Hu Keya is one of the two first authors of this article. She is a first-year PhD student in EECS at MIT and one of the first PhD students supervised by Kaiming at MIT. She is currently co-supervised by Kaiming and Jacob Andreas .
△
She graduated from the ACM class at Shanghai Jiao Tong University with a bachelor's degree. Her current research interests mainly lie at the intersection of language and vision, and she is committed to building intelligent agents with higher data efficiency and stronger generalization ability.
It's worth mentioning that on the Kaiming MIT homepage, Hu Keya is listed first among the Grade students, making her arguably the senior student in the group.
The second first author, Linlu Qiu , is also a PhD student at MIT, supervised by Yoon Kim .
△
She graduated from the University of Hong Kong with a bachelor's degree and from the Georgia Institute of Technology with a master's degree. She also worked as an AI Resident at Google.

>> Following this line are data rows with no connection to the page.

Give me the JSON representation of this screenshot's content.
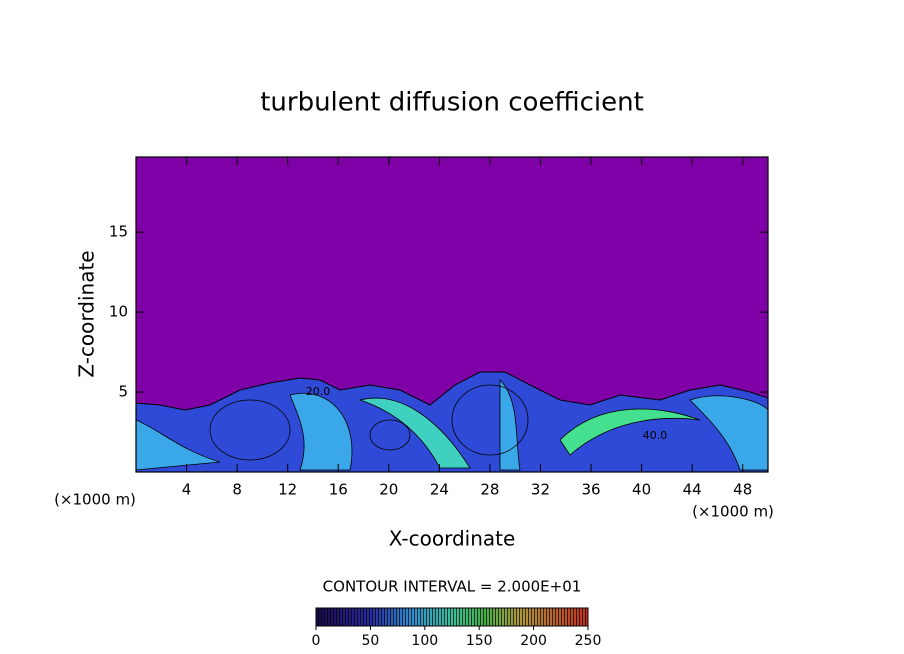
{
  "chart_data": {
    "type": "contour",
    "title": "turbulent diffusion coefficient",
    "x_label": "X-coordinate",
    "y_label": "Z-coordinate",
    "x_unit": "(×1000 m)",
    "y_unit": "(×1000 m)",
    "xlim": [
      0,
      50
    ],
    "ylim": [
      0,
      19.7
    ],
    "xticks": [
      4,
      8,
      12,
      16,
      20,
      24,
      28,
      32,
      36,
      40,
      44,
      48
    ],
    "yticks": [
      5,
      10,
      15
    ],
    "contour_interval": "CONTOUR INTERVAL = 2.000E+01",
    "contour_labels": [
      "20.0",
      "40.0"
    ],
    "colorbar": {
      "lim": [
        0,
        250
      ],
      "ticks": [
        0,
        50,
        100,
        150,
        200,
        250
      ]
    }
  }
}
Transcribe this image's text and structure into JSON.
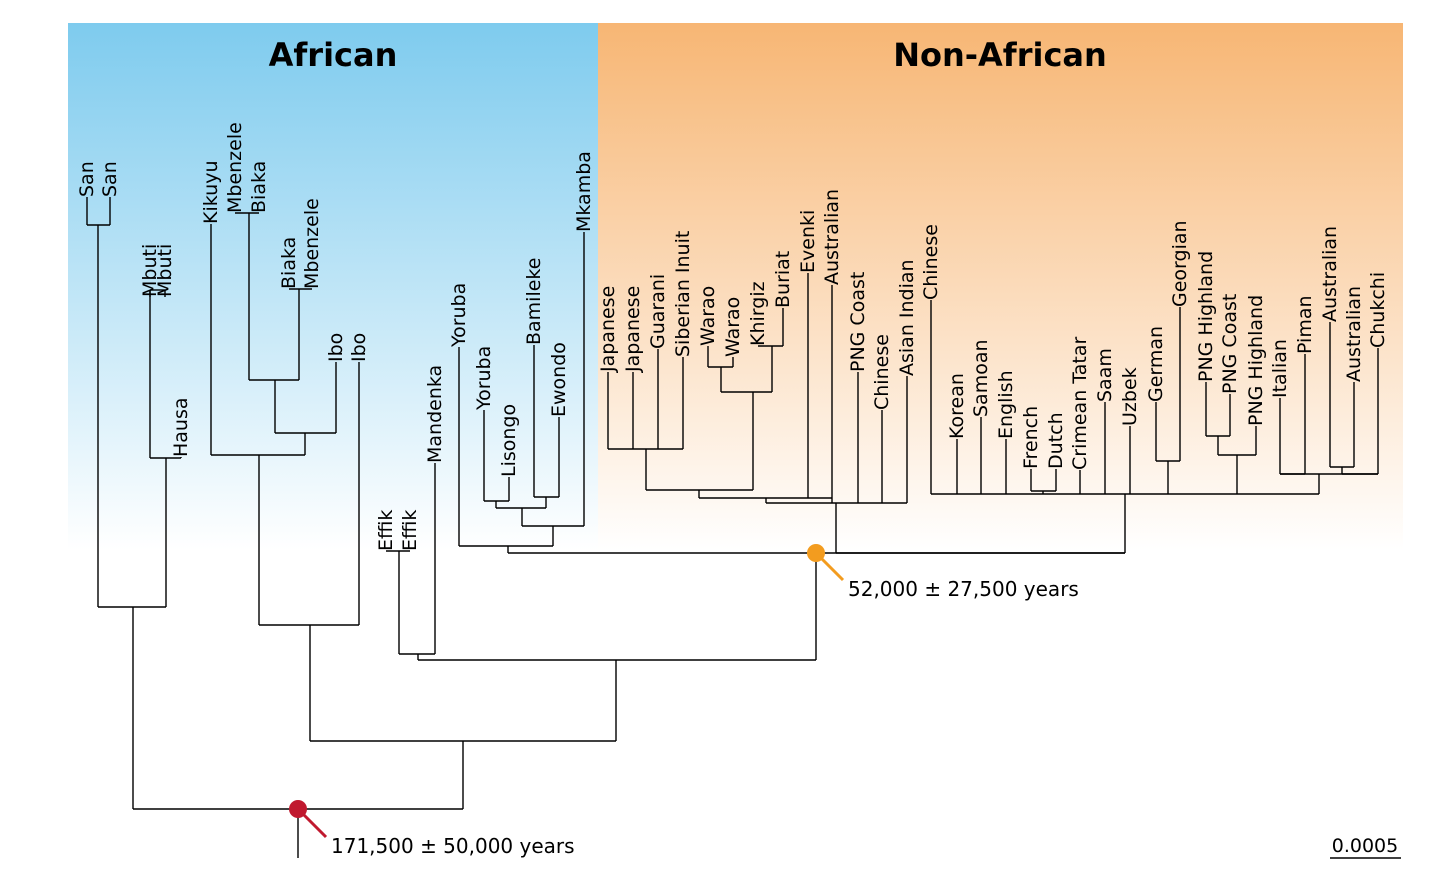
{
  "regions": [
    {
      "title": "African",
      "color_top": "#7ecbee",
      "color_bottom": "#ffffff"
    },
    {
      "title": "Non-African",
      "color_top": "#f7b674",
      "color_bottom": "#ffffff"
    }
  ],
  "leaves": [
    "San",
    "San",
    "Mbuti",
    "Mbuti",
    "Hausa",
    "Kikuyu",
    "Mbenzele",
    "Biaka",
    "Biaka",
    "Mbenzele",
    "Ibo",
    "Ibo",
    "Effik",
    "Effik",
    "Mandenka",
    "Yoruba",
    "Yoruba",
    "Lisongo",
    "Bamileke",
    "Ewondo",
    "Mkamba",
    "Japanese",
    "Japanese",
    "Guarani",
    "Siberian Inuit",
    "Warao",
    "Warao",
    "Khirgiz",
    "Buriat",
    "Evenki",
    "Australian",
    "PNG Coast",
    "Chinese",
    "Asian Indian",
    "Chinese",
    "Korean",
    "Samoan",
    "English",
    "French",
    "Dutch",
    "Crimean Tatar",
    "Saam",
    "Uzbek",
    "German",
    "Georgian",
    "PNG Highland",
    "PNG Coast",
    "PNG Highland",
    "Italian",
    "Piman",
    "Australian",
    "Australian",
    "Chukchi"
  ],
  "nodes": {
    "root": {
      "label": "171,500 ± 50,000 years",
      "color": "#c0192f"
    },
    "out_of_africa": {
      "label": "52,000 ± 27,500 years",
      "color": "#f39c1f"
    }
  },
  "scale_bar": {
    "label": "0.0005"
  }
}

Interestingly, this isn't her first collaboration with Kaiming. Just recently, she and Kaiming's team won the CVPR 2026 paper "ARC Is a Vision Problem!", redefining the ARC reasoning problem as a vision problem.
Another author, Hanhong Zhao, is an undergraduate student at MIT. He attended the High School Affiliated to Renmin University of China and was a gold medalist in the International Physics Olympiad (IPhO).
△
Another author , Lu Yiyang , has a background that has a bit of a "gifted youth program" feel to it.
△
He is a sophomore in Tsinghua University's Yao Class and is currently interning at the MIT Computer Science and Artificial Intelligence Laboratory (CSAIL) under the supervision of Kaiming He. His main research areas are computer vision and deep generative models.

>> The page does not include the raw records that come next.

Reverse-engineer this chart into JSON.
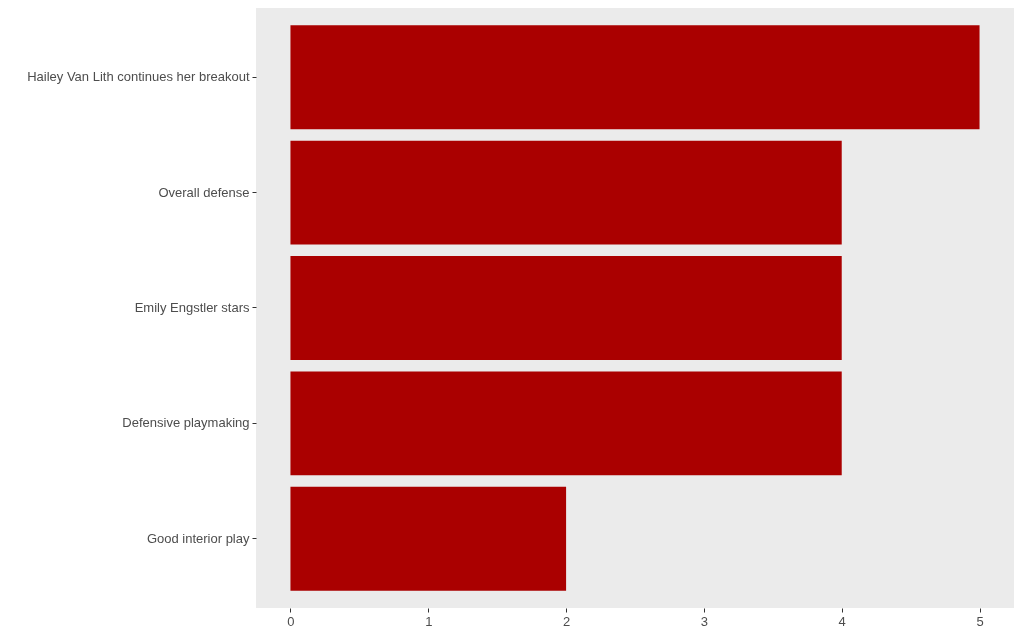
{
  "chart_data": {
    "type": "bar",
    "orientation": "horizontal",
    "categories": [
      "Hailey Van Lith continues her breakout",
      "Overall defense",
      "Emily Engstler stars",
      "Defensive playmaking",
      "Good interior play"
    ],
    "values": [
      5,
      4,
      4,
      4,
      2
    ],
    "color": "#aa0000",
    "xlim": [
      -0.25,
      5.25
    ],
    "xticks": [
      0,
      1,
      2,
      3,
      4,
      5
    ],
    "grid": false
  }
}
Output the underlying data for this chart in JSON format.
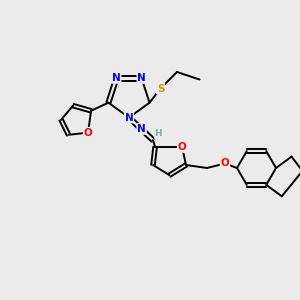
{
  "background_color": "#ebebeb",
  "bond_color": "#000000",
  "atom_colors": {
    "N": "#0000ff",
    "O": "#ff0000",
    "S": "#b8a000",
    "C": "#000000",
    "H": "#7aacac"
  },
  "figsize": [
    3.0,
    3.0
  ],
  "dpi": 100
}
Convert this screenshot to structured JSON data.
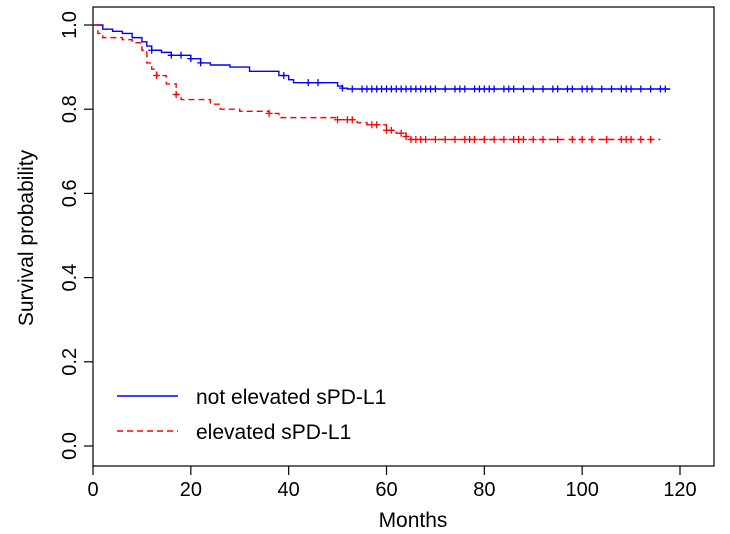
{
  "chart_data": {
    "type": "line",
    "title": "",
    "xlabel": "Months",
    "ylabel": "Survival probability",
    "xlim": [
      0,
      120
    ],
    "ylim": [
      0.0,
      1.0
    ],
    "xticks": [
      0,
      20,
      40,
      60,
      80,
      100,
      120
    ],
    "yticks": [
      0.0,
      0.2,
      0.4,
      0.6,
      0.8,
      1.0
    ],
    "xtick_labels": [
      "0",
      "20",
      "40",
      "60",
      "80",
      "100",
      "120"
    ],
    "ytick_labels": [
      "0.0",
      "0.2",
      "0.4",
      "0.6",
      "0.8",
      "1.0"
    ],
    "grid": false,
    "legend_position": "bottom-left",
    "series": [
      {
        "name": "not elevated sPD-L1",
        "color": "#0000ff",
        "line_style": "solid",
        "steps": [
          [
            0,
            1.0
          ],
          [
            2,
            0.99
          ],
          [
            4,
            0.985
          ],
          [
            6,
            0.98
          ],
          [
            8,
            0.97
          ],
          [
            10,
            0.96
          ],
          [
            11,
            0.95
          ],
          [
            12,
            0.94
          ],
          [
            14,
            0.935
          ],
          [
            16,
            0.928
          ],
          [
            20,
            0.92
          ],
          [
            22,
            0.91
          ],
          [
            24,
            0.905
          ],
          [
            28,
            0.9
          ],
          [
            32,
            0.89
          ],
          [
            38,
            0.88
          ],
          [
            40,
            0.87
          ],
          [
            41,
            0.863
          ],
          [
            50,
            0.855
          ],
          [
            51,
            0.85
          ],
          [
            52,
            0.848
          ],
          [
            118,
            0.848
          ]
        ],
        "censor_times": [
          12,
          16,
          18,
          20,
          22,
          39,
          44,
          46,
          51,
          53,
          55,
          56,
          57,
          58,
          59,
          60,
          61,
          62,
          63,
          64,
          65,
          66,
          67,
          68,
          69,
          70,
          72,
          74,
          75,
          76,
          78,
          79,
          80,
          81,
          82,
          84,
          85,
          86,
          88,
          90,
          92,
          94,
          95,
          97,
          98,
          100,
          101,
          102,
          104,
          106,
          108,
          109,
          110,
          112,
          114,
          116,
          117
        ]
      },
      {
        "name": "elevated sPD-L1",
        "color": "#ff0000",
        "line_style": "dashed",
        "steps": [
          [
            0,
            1.0
          ],
          [
            1,
            0.98
          ],
          [
            2,
            0.97
          ],
          [
            6,
            0.965
          ],
          [
            8,
            0.958
          ],
          [
            10,
            0.94
          ],
          [
            11,
            0.91
          ],
          [
            12,
            0.895
          ],
          [
            13,
            0.88
          ],
          [
            15,
            0.86
          ],
          [
            17,
            0.835
          ],
          [
            18,
            0.823
          ],
          [
            24,
            0.812
          ],
          [
            26,
            0.8
          ],
          [
            30,
            0.795
          ],
          [
            36,
            0.79
          ],
          [
            38,
            0.78
          ],
          [
            50,
            0.775
          ],
          [
            54,
            0.768
          ],
          [
            56,
            0.763
          ],
          [
            60,
            0.75
          ],
          [
            62,
            0.743
          ],
          [
            64,
            0.735
          ],
          [
            65,
            0.728
          ],
          [
            116,
            0.728
          ]
        ],
        "censor_times": [
          13,
          17,
          36,
          50,
          52,
          53,
          57,
          58,
          60,
          61,
          63,
          64,
          65,
          66,
          67,
          68,
          70,
          72,
          74,
          76,
          77,
          78,
          80,
          82,
          84,
          86,
          87,
          88,
          90,
          92,
          95,
          98,
          100,
          102,
          105,
          108,
          109,
          110,
          112,
          114
        ]
      }
    ]
  }
}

During his high school years, he was a physics competition student. He ranked first among Jiangsu Province students and ninth nationwide, winning the gold medal in the 39th National Physics Olympiad for Secondary School Students (CPhO) in 2022.
Previously, he co-authored a paper with Kaiming titled "Bidirectional Normalizing Flow: From Data to Noise and Back".
Another core author, Li Tianhong , is a postdoctoral fellow in Kaiming's group.
△
He received his undergraduate degree from Tsinghua University's Yao Class and his doctorate from MIT. He was the first author of the paper "Back to Basics: Let Denoising Generative Models Denoise" published half a year ago.
In addition, the paper's other authors include Yoon Kim and Jacob Andreas , two professors at MIT EECS specializing in language modeling, as well as Kaiming He himself.
Reference link [1] https://arxiv.org/pdf/2605.10938
This article is from the WeChat public account "Quantum Bit" , author: henry, and published with authorization from 36Kr.